少々待つと、レベルアップが無事に終了したようだ。
「ダーリン!」
「レベルアップ、よかったな……」
イロハが駆け寄ってくると、いきなり俺を抱き上げてキスをしてきた。
「こらぁ! オガぁ!」
姫の怒号もなんのその。
「ハァハァ……ここで素っ裸になって、ダーリンに突いてもらいてぇ!」
「なにを? ははは」
かなりの強敵と戦って勝利――レベルアップもしたことで、彼女は少々興奮気味のようだ。

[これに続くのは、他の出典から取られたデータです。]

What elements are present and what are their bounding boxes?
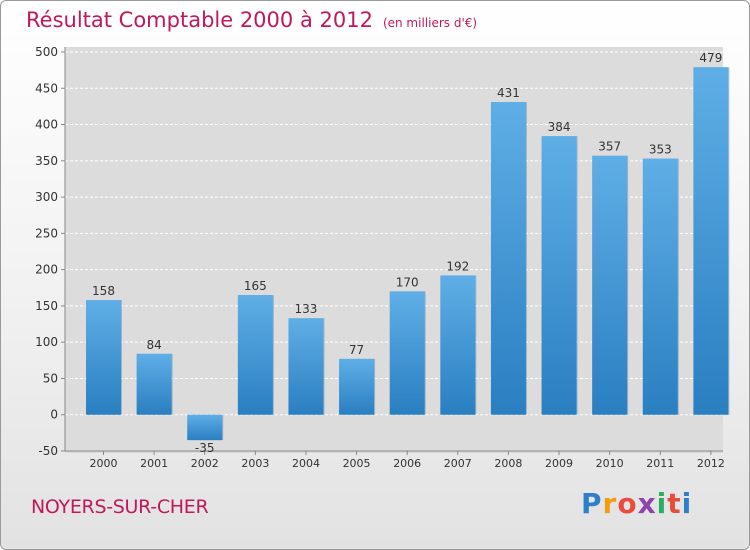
x-tick-label-2006: 2006 bbox=[393, 457, 421, 470]
y-tick-label: 500 bbox=[35, 45, 58, 59]
y-tick-label: 200 bbox=[35, 263, 58, 277]
x-tick-label-2005: 2005 bbox=[343, 457, 371, 470]
y-tick-label: 150 bbox=[35, 299, 58, 313]
data-label-2003: 165 bbox=[244, 279, 267, 293]
x-tick-label-2010: 2010 bbox=[596, 457, 624, 470]
y-tick-label: 400 bbox=[35, 118, 58, 132]
bar-2007 bbox=[440, 275, 476, 415]
x-tick-label-2011: 2011 bbox=[646, 457, 674, 470]
chart-title: Résultat Comptable 2000 à 2012 bbox=[26, 8, 373, 32]
bar-2001 bbox=[136, 353, 172, 415]
logo-letter: o bbox=[617, 487, 638, 520]
bar-2010 bbox=[592, 155, 628, 415]
y-tick-label: 300 bbox=[35, 190, 58, 204]
bar-2003 bbox=[237, 295, 273, 415]
x-tick-label-2004: 2004 bbox=[292, 457, 320, 470]
bar-2009 bbox=[541, 136, 577, 415]
bar-2006 bbox=[389, 291, 425, 415]
logo-letter: P bbox=[581, 487, 603, 520]
commune-name: NOYERS-SUR-CHER bbox=[31, 496, 209, 518]
data-label-2006: 170 bbox=[396, 275, 419, 289]
chart-title-block: Résultat Comptable 2000 à 2012 (en millie… bbox=[26, 8, 477, 32]
data-label-2012: 479 bbox=[699, 51, 722, 65]
bar-2008 bbox=[490, 102, 526, 415]
x-tick-label-2001: 2001 bbox=[140, 457, 168, 470]
data-label-2007: 192 bbox=[446, 259, 469, 273]
tick-labels: -50 0 50 100 150 200 250 300 350 400 450 500 2000 200… bbox=[35, 45, 725, 470]
data-label-2002: -35 bbox=[195, 441, 215, 455]
x-tick-label-2003: 2003 bbox=[241, 457, 269, 470]
data-label-2001: 84 bbox=[146, 338, 161, 352]
bar-2004 bbox=[288, 318, 324, 415]
bar-2000 bbox=[86, 300, 121, 415]
axes bbox=[61, 47, 723, 455]
data-label-2004: 133 bbox=[295, 302, 318, 316]
data-labels: 158 84 -35 165 133 77 170 192 431 384 357 353 479 bbox=[92, 51, 722, 455]
logo-letter: r bbox=[602, 487, 618, 520]
chart-unit: (en milliers d'€) bbox=[382, 16, 478, 30]
logo-letter: i bbox=[681, 487, 693, 520]
y-tick-label: 450 bbox=[35, 81, 58, 95]
bars bbox=[86, 67, 730, 441]
x-tick-label-2007: 2007 bbox=[444, 457, 472, 470]
x-tick-label-2000: 2000 bbox=[90, 457, 118, 470]
logo-letter: t bbox=[667, 487, 682, 520]
logo-letter: x bbox=[637, 487, 657, 520]
y-tick-label: -50 bbox=[38, 444, 58, 458]
x-tick-label-2008: 2008 bbox=[494, 457, 522, 470]
y-tick-label: 50 bbox=[43, 371, 58, 385]
bar-2011 bbox=[642, 158, 678, 415]
data-label-2008: 431 bbox=[497, 86, 520, 100]
data-label-2000: 158 bbox=[92, 284, 115, 298]
data-label-2011: 353 bbox=[649, 143, 672, 157]
y-tick-label: 350 bbox=[35, 154, 58, 168]
data-label-2009: 384 bbox=[548, 120, 571, 134]
bar-2005 bbox=[339, 358, 375, 415]
bar-2002 bbox=[187, 414, 223, 441]
logo-letter: i bbox=[656, 487, 668, 520]
data-label-2005: 77 bbox=[349, 343, 364, 357]
x-tick-label-2002: 2002 bbox=[191, 457, 219, 470]
proxiti-logo[interactable]: Proxiti bbox=[581, 487, 692, 520]
x-tick-label-2009: 2009 bbox=[545, 457, 573, 470]
y-tick-label: 0 bbox=[50, 408, 58, 422]
y-tick-label: 250 bbox=[35, 226, 58, 240]
data-label-2010: 357 bbox=[598, 140, 621, 154]
bar-2012 bbox=[693, 67, 729, 415]
y-tick-label: 100 bbox=[35, 335, 58, 349]
x-tick-label-2012: 2012 bbox=[697, 457, 725, 470]
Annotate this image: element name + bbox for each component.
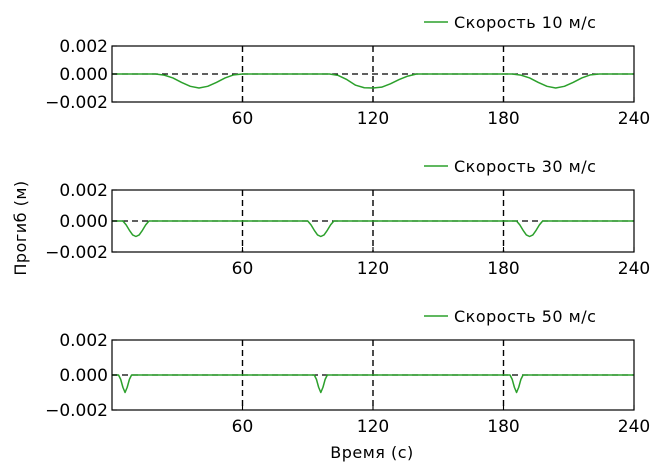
series-line — [112, 374, 634, 394]
x-axis-label: Время (с) — [330, 443, 414, 462]
x-tick-label: 180 — [487, 417, 519, 437]
x-tick-label: 120 — [357, 417, 389, 437]
x-tick-label: 180 — [487, 259, 519, 279]
legend-label: Скорость 50 м/с — [454, 307, 596, 326]
x-tick-label: 240 — [618, 259, 650, 279]
y-tick-label: 0.000 — [59, 65, 108, 85]
legend-label: Скорость 10 м/с — [454, 13, 596, 32]
y-tick-label: −0.002 — [45, 243, 108, 263]
y-tick-label: 0.002 — [59, 37, 108, 57]
x-tick-label: 60 — [232, 109, 254, 129]
x-tick-label: 240 — [618, 109, 650, 129]
x-tick-label: 180 — [487, 109, 519, 129]
x-tick-label: 240 — [618, 417, 650, 437]
y-tick-label: −0.002 — [45, 93, 108, 113]
legend-label: Скорость 30 м/с — [454, 157, 596, 176]
subplot-1: 0.002 0.000 −0.002 60 120 180 240 Скорость 10 м… — [45, 13, 650, 129]
y-tick-label: 0.002 — [59, 331, 108, 351]
legend: Скорость 30 м/с — [424, 157, 596, 176]
legend: Скорость 50 м/с — [424, 307, 596, 326]
x-tick-label: 120 — [357, 259, 389, 279]
subplot-3: 0.002 0.000 −0.002 60 120 180 240 Скорость 50 м… — [45, 307, 650, 437]
x-tick-label: 120 — [357, 109, 389, 129]
legend: Скорость 10 м/с — [424, 13, 596, 32]
y-tick-label: 0.000 — [59, 366, 108, 386]
y-axis-label: Прогиб (м) — [11, 180, 30, 275]
series-line — [112, 73, 634, 89]
x-tick-label: 60 — [232, 259, 254, 279]
y-tick-label: −0.002 — [45, 401, 108, 421]
y-tick-label: 0.000 — [59, 212, 108, 232]
y-tick-label: 0.002 — [59, 181, 108, 201]
series-line — [112, 220, 634, 238]
subplot-2: 0.002 0.000 −0.002 60 120 180 240 Скорость 30 м… — [45, 157, 650, 279]
x-tick-label: 60 — [232, 417, 254, 437]
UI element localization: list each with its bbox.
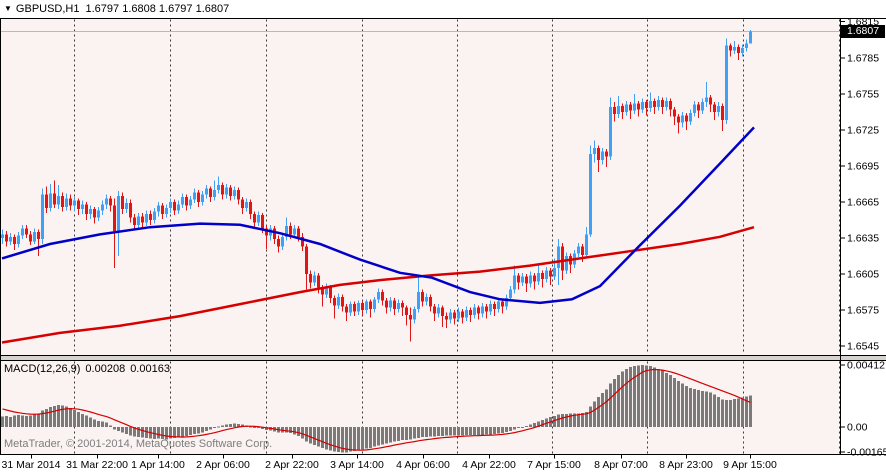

「そんなに突いて欲しいなら、私が剣で突いてやるぞ!」
「おもしれぇ、やってみろ!」
姫とイロハが剣を構えて、ジリジリと睨み合っている。
「こらこら、喧嘩するんじゃない」
「ダーリン! どっちの味方なんだ!」
「もちろん、姫だけどさ」
そのとき、不意に背後から鋭い殺気が漂ってきた。
肌に粟が立つ。
理性ではわかっていた——相手はイロハだ。
それでも、本能が警鐘を鳴らした。
体が勝手に動くと、重そうな攻撃を躱して、彼女の下腹にパンチを入れてしまう。
「おお! おぅ!」
イロハが身体を丸めて、プルプル震えている。
「悪い! ……いきなり攻撃してくるからだぞ。それに、本気だったろ?」
「……まだダーリンには、全然届いてないのか……」
「大丈夫か? とっさに加減はしたつもりだったが……」
「少し、漏らした……」
「よし、お姫様抱っこだな」
「ひゃぁぁぁ!」
俺は彼女のでかい身体を抱え上げた。
普通なら、こんな身体をお姫様抱っこなんて無理だろうが、今の俺なら余裕だ。
「ダーリン! そんなやつは放り投げろ!」
「姫、そんなことより――そろそろキャンプの場所を探さないとな」
「う……そ、それはそうだが……」
「あたいは、このままでもいいけどなぁ……」
「ダイスケさん! イロハさんのあとで、私もお姫様抱っこしてください!」
突然の、サナからのリクエストだ。
「お前ら! 私のダーリンだぞ!」
「なんだダイスケ、モテモテだな、わはは!」
「そうなんだよ。このオッサンのどこがいいのか、しらんけど」
まぁ、女の子のキャッキャウフフより、キャンプ場所を探さないとな。